Even though text-based terminals still see specialty use cases, modern general-purpose computers generally run graphical software and have a graphical user interface (GUI). This includes everything from low-end cell phones and some computer peripherals like printers, to fairly high-end servers.
I'd like for computers to be roughly on par technically with what we have today, but with user interfaces that are predominantly text-based. It's okay if these computers work with text blocks and things like that (for example, like how the IBM 5250 series of terminals worked), but except for graphically oriented work such as image editing, there should be minimal graphics.
Given that in our world, personal computers started becoming graphical pretty much as soon as they were powerful enough to run a graphical user interface at acceptable speeds, and some even earlier, how can I reasonably explain that GUIs never became mainstream?
Note that these computers need not be expert-only systems; I just want their interfaces to be predominantly text-based rather than predominantly graphical as is the case today in our world.
Also, to clarify, since there seems to be widespread confusion about this: Lack of a graphical user interface does not imply a lack of graphical capability. Take the original IBM PC model 5150 as an example; with the exception of those equipped only with a MDA graphics card, the software running on those often used text-based data entry with graphical visualization modes (what we in modern terms might call more or less accurate "print preview"). For example, something similar to the early versions of Microsoft Word for DOS or how early versions of Lotus 1-2-3 used different graphics cards and monitors to display data and graphs. Instead of thinking "no graphics at all", think "graphics only as add-ons to text, rather than as a primary user interaction element".

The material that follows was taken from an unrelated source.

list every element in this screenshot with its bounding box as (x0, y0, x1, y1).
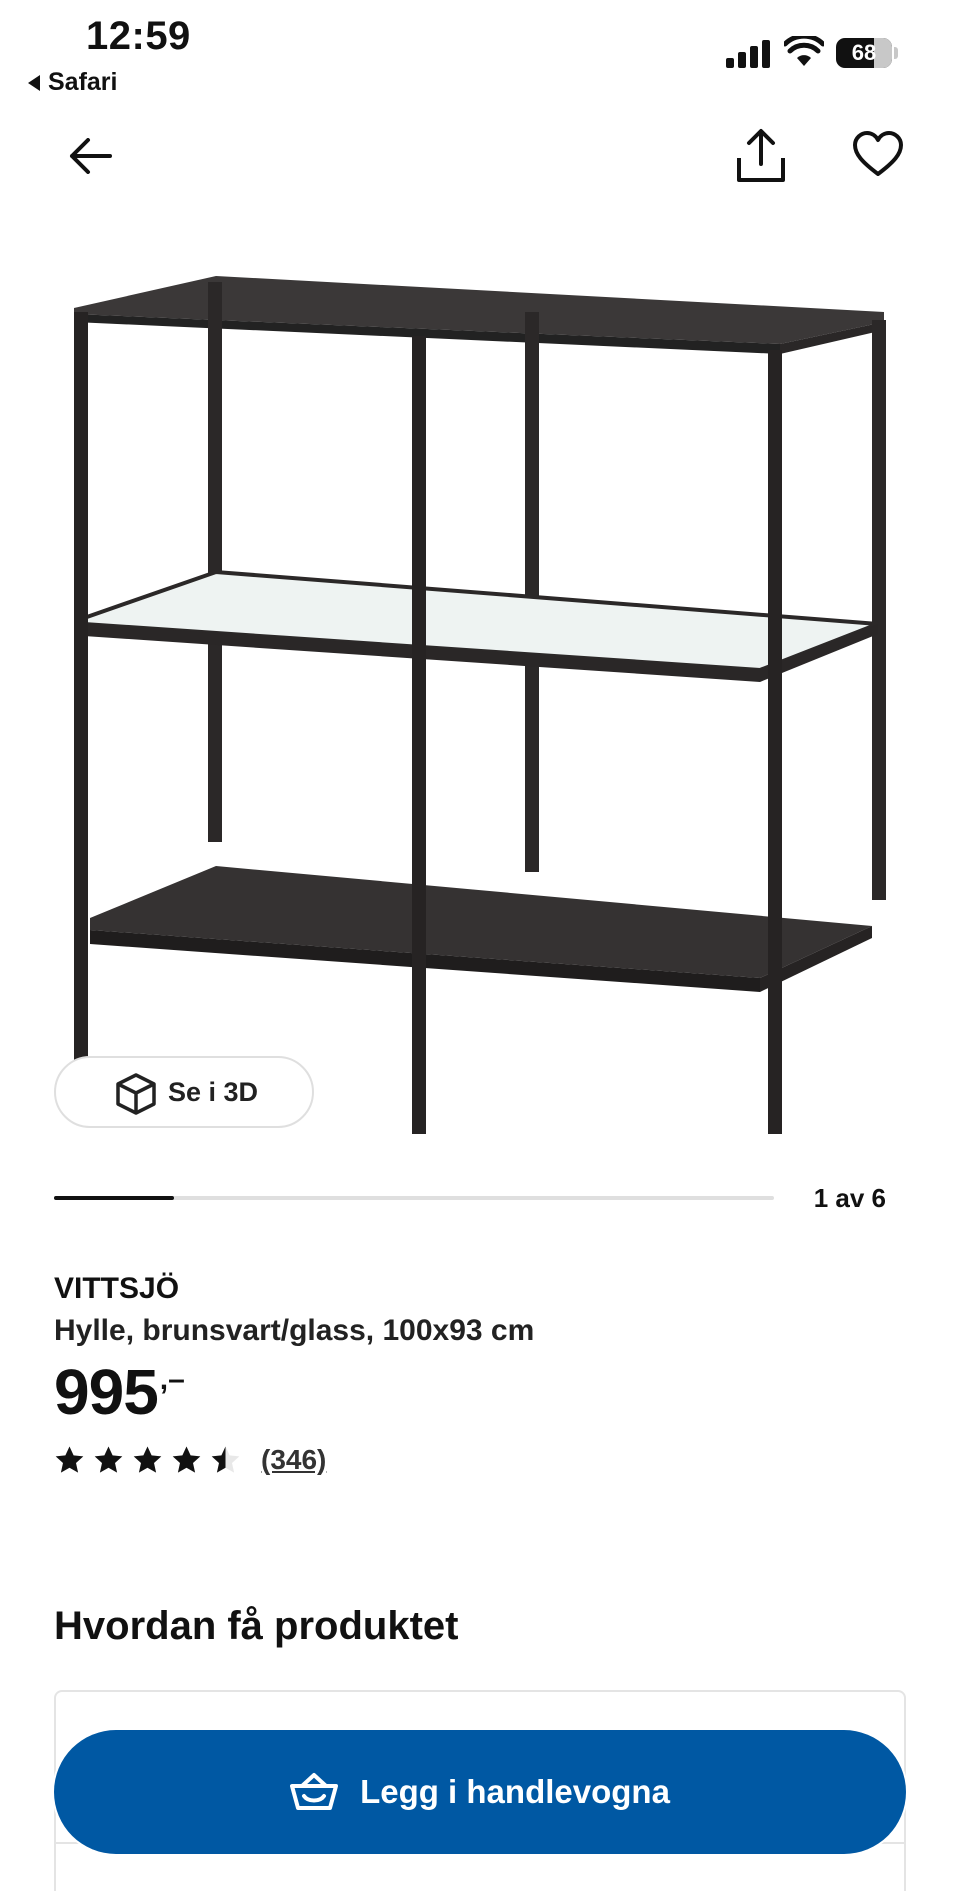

And since lots of answers imply that the only alternatives are pure command-line based interfaces and GUIs, let me remind you of tools like Norton Commander. I used Norton Commander back in the late 1980s and early 1990s, and still use look-alikes such as Midnight Commander to this day, and can guarantee that those can provide a perfectly useful environment for file management and launching applications that do not in any way depend on more than a text console. There is even a general term for these; Text-based User Interface, or TUI.